Received G80 3484 HKCUS with smooth Cherry brown and Cherry WoB. Here is a picture of the latter on my _33 - ironically I received this in the mail on the same day.
[ children_yay.wav ]
It’s not my birthday, but close enough. It’s Halloween, my furlough ended, AND I have some thicc keycaps to enjoy. woo!
I love how these turned out from the pics. Font is great, thickness is awesome, surface seems nice.
Fun fact, I canceled 2 base sets and lots of child kits of Susuwatari 1 month before they finally shipped
I have a full plastic box of dev tty kits to cover any layout I may ever need
You’ve convinced me to seek out a Novatouch to mount my Cafe onto looks great!
GMK Finer Things on a Keydous NJ68 that I’m giving to my sister as a birthday present (she’s a fan of Tiffany Blue). It’s a surprise but I will be asking her about the novelties after I give it to her – I have a feeling we might end up just using the Return and Escape ones.
Creams have arrived from KBDFans. Going to be a long journey breaking these in for Pacos. Also got MX clears to make Ergo Clears. I’m determined to find my favourite MX switch for my U-80 next year, before offloading the rest of my MX keyboard stuff to go full-topre.
do they smell?
Yep LOL, I couldn’t believe it. Fishy!
I do love those “top-hat” style Apple II caps. I’d love to see a modern interpretation of those, or a new board with a slightly different layout built with the old caps.
Mail day! Silicone mold kit and weights for a case, idea was from this post: Poured and custom fit silicone dampener.

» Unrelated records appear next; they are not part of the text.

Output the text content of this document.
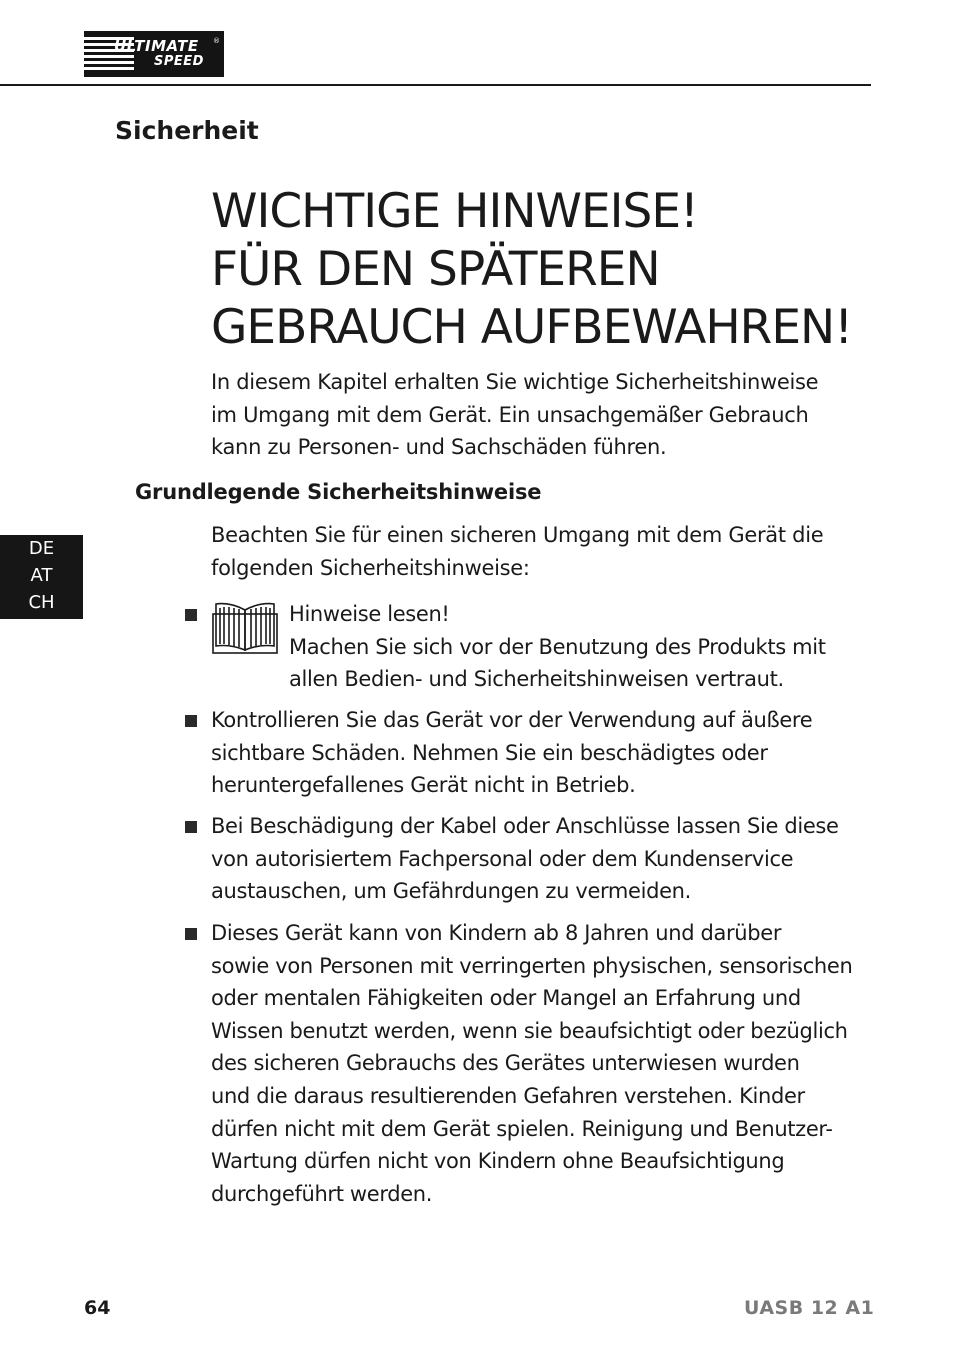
ULTIMATE
SPEED
®
Sicherheit
WICHTIGE HINWEISE!
FÜR DEN SPÄTEREN
GEBRAUCH AUFBEWAHREN!

In diesem Kapitel erhalten Sie wichtige Sicherheitshinweise
im Umgang mit dem Gerät. Ein unsachgemäßer Gebrauch
kann zu Personen- und Sachschäden führen.

Grundlegende Sicherheitshinweise

Beachten Sie für einen sicheren Umgang mit dem Gerät die
folgenden Sicherheitshinweise:

Hinweise lesen!
Machen Sie sich vor der Benutzung des Produkts mit
allen Bedien- und Sicherheitshinweisen vertraut.

Kontrollieren Sie das Gerät vor der Verwendung auf äußere
sichtbare Schäden. Nehmen Sie ein beschädigtes oder
heruntergefallenes Gerät nicht in Betrieb.

Bei Beschädigung der Kabel oder Anschlüsse lassen Sie diese
von autorisiertem Fachpersonal oder dem Kundenservice
austauschen, um Gefährdungen zu vermeiden.

Dieses Gerät kann von Kindern ab 8 Jahren und darüber
sowie von Personen mit verringerten physischen, sensorischen
oder mentalen Fähigkeiten oder Mangel an Erfahrung und
Wissen benutzt werden, wenn sie beaufsichtigt oder bezüglich
des sicheren Gebrauchs des Gerätes unterwiesen wurden
und die daraus resultierenden Gefahren verstehen. Kinder
dürfen nicht mit dem Gerät spielen. Reinigung und Benutzer-
Wartung dürfen nicht von Kindern ohne Beaufsichtigung
durchgeführt werden.

DE
AT
CH
64	UASB 12 A1
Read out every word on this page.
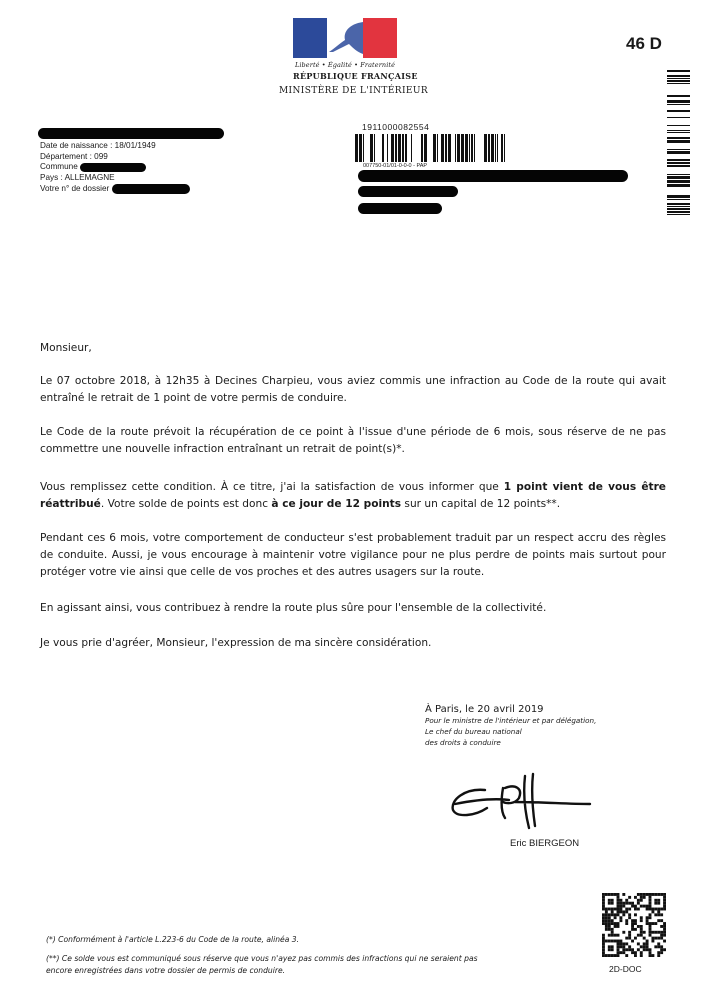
Liberté • Égalité • Fraternité
RÉPUBLIQUE FRANÇAISE
MINISTÈRE DE L'INTÉRIEUR
46 D
Date de naissance : 18/01/1949
Département : 099
Commune
Pays : ALLEMAGNE
Votre n° de dossier
1911000082554
007750-01/01-0-0-0 - PAP
Monsieur,
Le 07 octobre 2018, à 12h35 à Decines Charpieu, vous aviez commis une infraction au Code de la route qui avait entraîné le retrait de 1 point de votre permis de conduire.
Le Code de la route prévoit la récupération de ce point à l'issue d'une période de 6 mois, sous réserve de ne pas commettre une nouvelle infraction entraînant un retrait de point(s)*.
Vous remplissez cette condition. À ce titre, j'ai la satisfaction de vous informer que 1 point vient de vous être réattribué. Votre solde de points est donc à ce jour de 12 points sur un capital de 12 points**.
Pendant ces 6 mois, votre comportement de conducteur s'est probablement traduit par un respect accru des règles de conduite. Aussi, je vous encourage à maintenir votre vigilance pour ne plus perdre de points mais surtout pour protéger votre vie ainsi que celle de vos proches et des autres usagers sur la route.
En agissant ainsi, vous contribuez à rendre la route plus sûre pour l'ensemble de la collectivité.
Je vous prie d'agréer, Monsieur, l'expression de ma sincère considération.
À Paris, le 20 avril 2019
Pour le ministre de l'intérieur et par délégation,
Le chef du bureau national
des droits à conduire
Eric BIERGEON
(*) Conformément à l'article L.223-6 du Code de la route, alinéa 3.
(**) Ce solde vous est communiqué sous réserve que vous n'ayez pas commis des infractions qui ne seraient pas encore enregistrées dans votre dossier de permis de conduire.	2D-DOC
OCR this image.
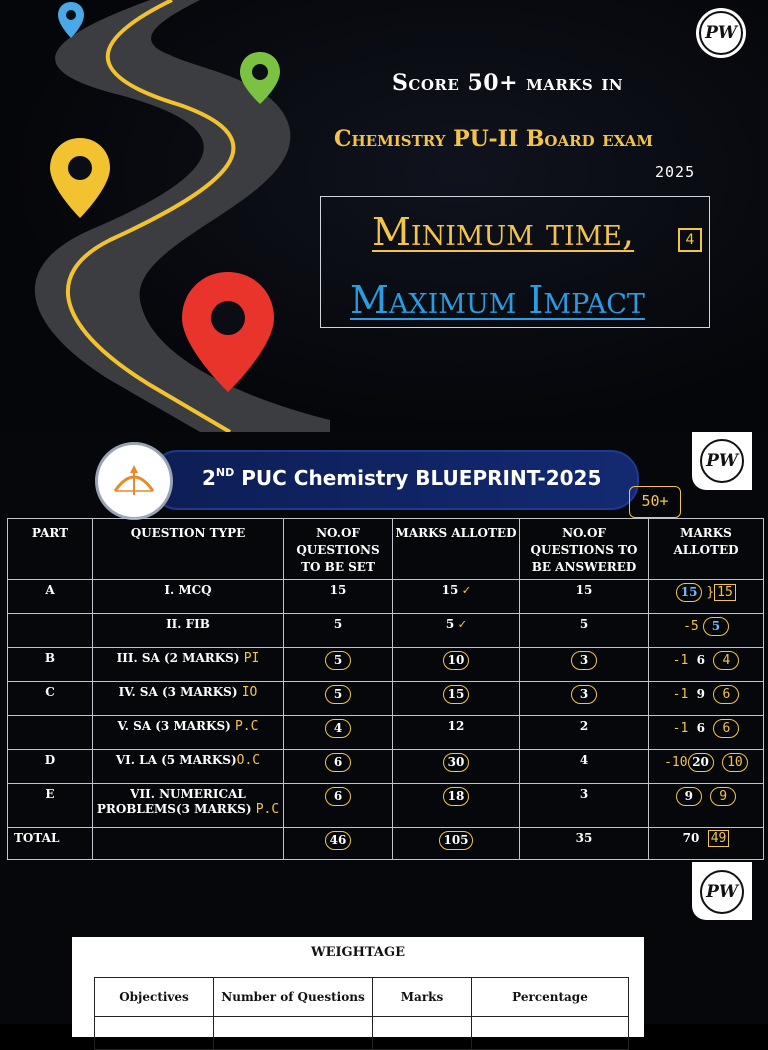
PW
Score 50+ marks in
Chemistry PU-II Board exam
2025
Minimum time,	4
Maximum Impact
PW
2ND PUC Chemistry BLUEPRINT-2025
50+
PART	QUESTION TYPE	NO.OF QUESTIONS TO BE SET	MARKS ALLOTED	NO.OF QUESTIONS TO BE ANSWERED	MARKS ALLOTED
A	I. MCQ	15	15 ✓	15	15 } 15
	II. FIB	5	5 ✓	5	-5 5
B	III. SA (2 MARKS) PI	5	10	3	-1 6 4
C	IV. SA (3 MARKS) IO	5	15	3	-1 9 6
	V. SA (3 MARKS) P.C	4	12	2	-1 6 6
D	VI. LA (5 MARKS)O.C	6	30	4	-10 20 10
E	VII. NUMERICAL PROBLEMS(3 MARKS) P.C	6	18	3	9 9
TOTAL		46	105	35	70 49
PW
WEIGHTAGE
Objectives	Number of Questions	Marks	Percentage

Vulkan x KBDfans Maja. Its the blue anodized finish but under warmer lighting it can look a little green (its proven hard to color correct for…). I would say its more of a blue grey if anything. Brass plate and bottom weight. The finish on the brass is different… Like a bead blasted texture but very smooth to the touch.
Using lubed T1s, the typing feel is rigid with no damping to the tactility. Its a top mount plate with pre cut plate foam, using standoffs installed on the PCB to align the foam and sandwich the plate and PCB (very similar to the U80-A). There is also a bottom neoprene/foam layer with cutouts for the hotswap sockets.
Once its all assembled and the screws are tightened down, the bottom housing actually compresses against the bottom foam layer, squeezing everything together. This means there is little to no flex to be found here.
Sound is good, no hollowness or pinging. The heft from the case and a very small interior cavity no doubt helps.
oooooh that looks really nice! +1 for my favorite keyset
Love it. Great combo
A couple extra TS100 tips, one for Holtite / Milmax sockets and one for very wee things - and some Testor’s Liquid Cement for some experimenting with jailhouse blues.
Edit: you can install Milmax sockets with a similar method to Holtites, using the iron directly - however there is a much higher risk of damaging pads with them vs the Holtites if the board is de-soldered. Guess how I know.
My new P3D Keebio Sinc case just arrived. I’ll be building this up with with Silent Gat Ink’s (68g Boba springs – #reuseRecycle) and for the first go around, GMK Metropolis.